Weltweit geht es darum, Programme zur Prävention von Blindheit und Unterernährung sowie zur Durchführung von Kataraktoperationen zu leiten. Aber auch ein Programm in Frankreich wurde vor 7 Jahren ins Leben gerufen, um visuelle Störungen bei Schülern aus benachteiligten Vierteln zu verhindern, den Plan Vue. 

"In Frankreich verzichtet etwa ein Viertel der Franzosen auf medizinische Versorgung”, erklärt Anne-Gaëlle Guiard. “Und diese Zahl ist in den benachteiligten Vierteln sogar doppelt so hoch.” 
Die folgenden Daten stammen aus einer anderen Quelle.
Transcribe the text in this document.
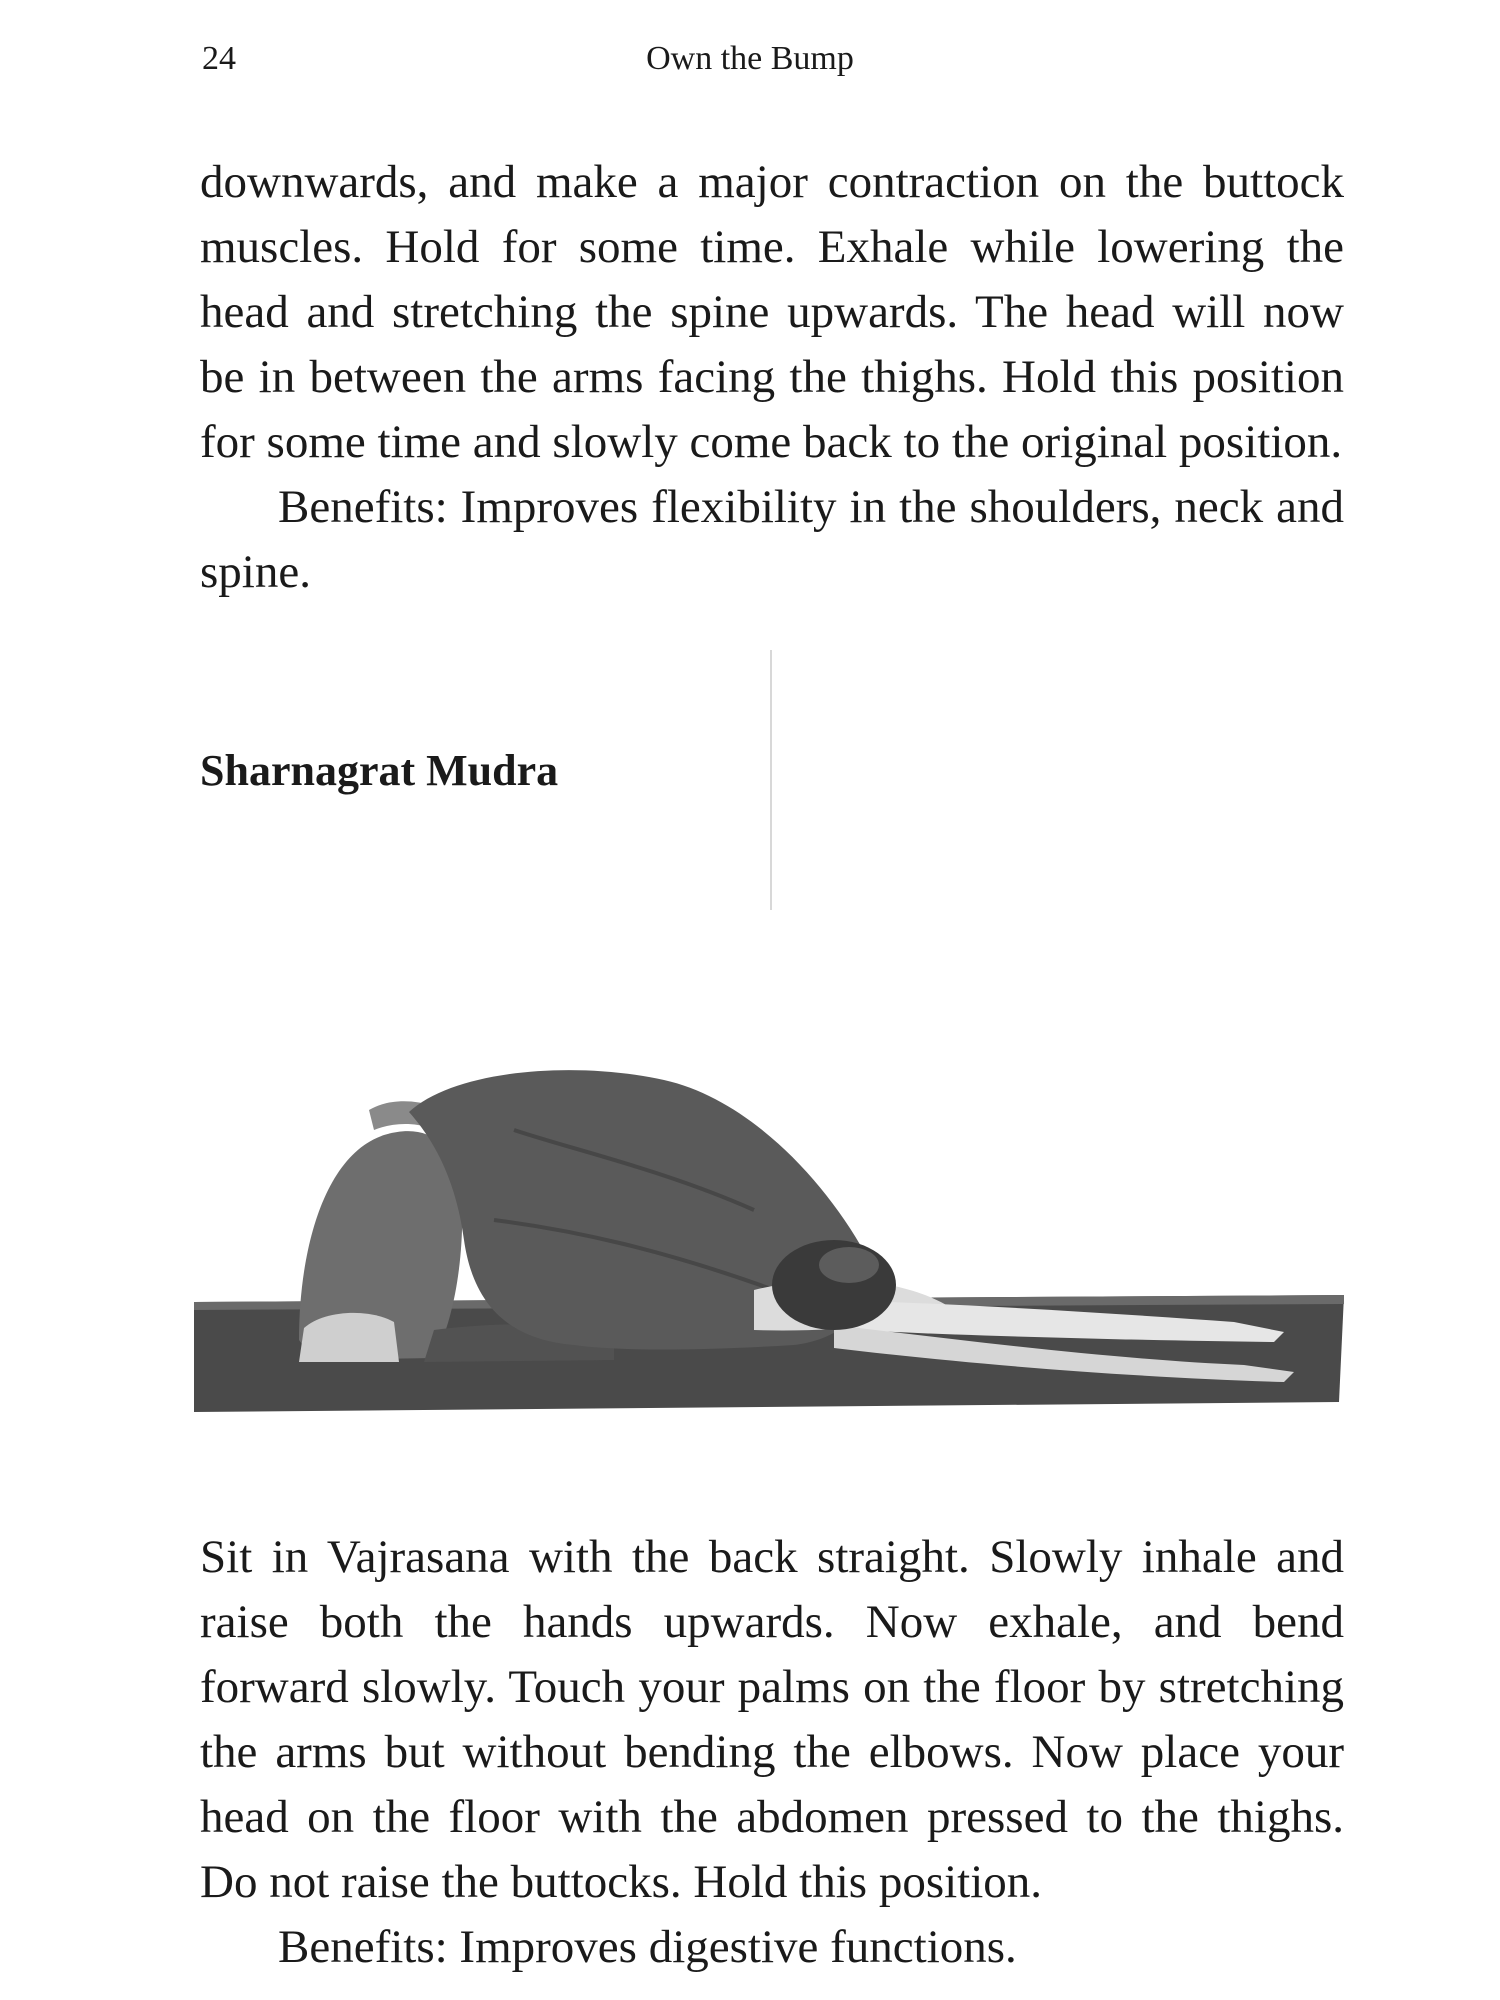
24	Own the Bump

downwards, and make a major contraction on the buttock muscles. Hold for some time. Exhale while lowering the head and stretching the spine upwards. The head will now be in between the arms facing the thighs. Hold this position for some time and slowly come back to the original position.

Benefits: Improves flexibility in the shoulders, neck and spine.

Sharnagrat Mudra

Sit in Vajrasana with the back straight. Slowly inhale and raise both the hands upwards. Now exhale, and bend forward slowly. Touch your palms on the floor by stretching the arms but without bending the elbows. Now place your head on the floor with the abdomen pressed to the thighs. Do not raise the buttocks. Hold this position.

Benefits: Improves digestive functions.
Und dennoch verlaufen 80% des Lernens über das Sehen. Ein Kind, das die Tafel nicht gut sieht, kann also nicht richtig lernen. Mit einem Schulmediziner für 12.000 Schüler ist es schwierig, in den Schulen Screenings durchzuführen. 

Deshalb wird Helen Keller Europe direkt in diese Schulen gehen, um zunächst für die Bedeutung der Augenpflege zu sensibilisieren, aber auch um Warnsignale zu erkennen. “Ein Kind, das ständig aufsteht, ist nicht unbedingt unruhig, es könnte sein, dass es näher kommen muss, um die Tafel zu sehen. Ein Kind, das am Ende des Tages Kopfschmerzen hat und die Augen zusammenkneift, ebenfalls”, erklärt Anne-Gaëlle Guiard. 

Nach dem Eingreifen von Orthoptisten können Termine in Augenkliniken vereinbart werden, wo die Teams der Organisation die Eltern unterstützen können, wenn sie möchten. Und das alles ohne Eigenanteil. In ähnlicher Weise wird ihnen nach dem Treffen mit dem Augenarzt ein Termin bei einem Partneroptiker angeboten. 

Wir stellen fest, dass der Zugang zu Gesundheitsdiensten, insbesondere zu Sehhilfen, tatsächlich eine der Grundlagen für Chancengleichheit ist”, erklärt Anne-Gaëlle Guiard. “Wenn ein Kind nicht in der Lage ist, unter den richtigen Bedingungen zu lernen, wird es Lernrückstände anhäufen, die später schwer aufzuholen sind.”

"Und eine Brille kann diese Schwierigkeiten vermeiden. Deshalb trägt die Arbeit von Helen Keller wirklich dazu bei, den Schulabbruch zu reduzieren, indem sie das Problem an der Wurzel packt.”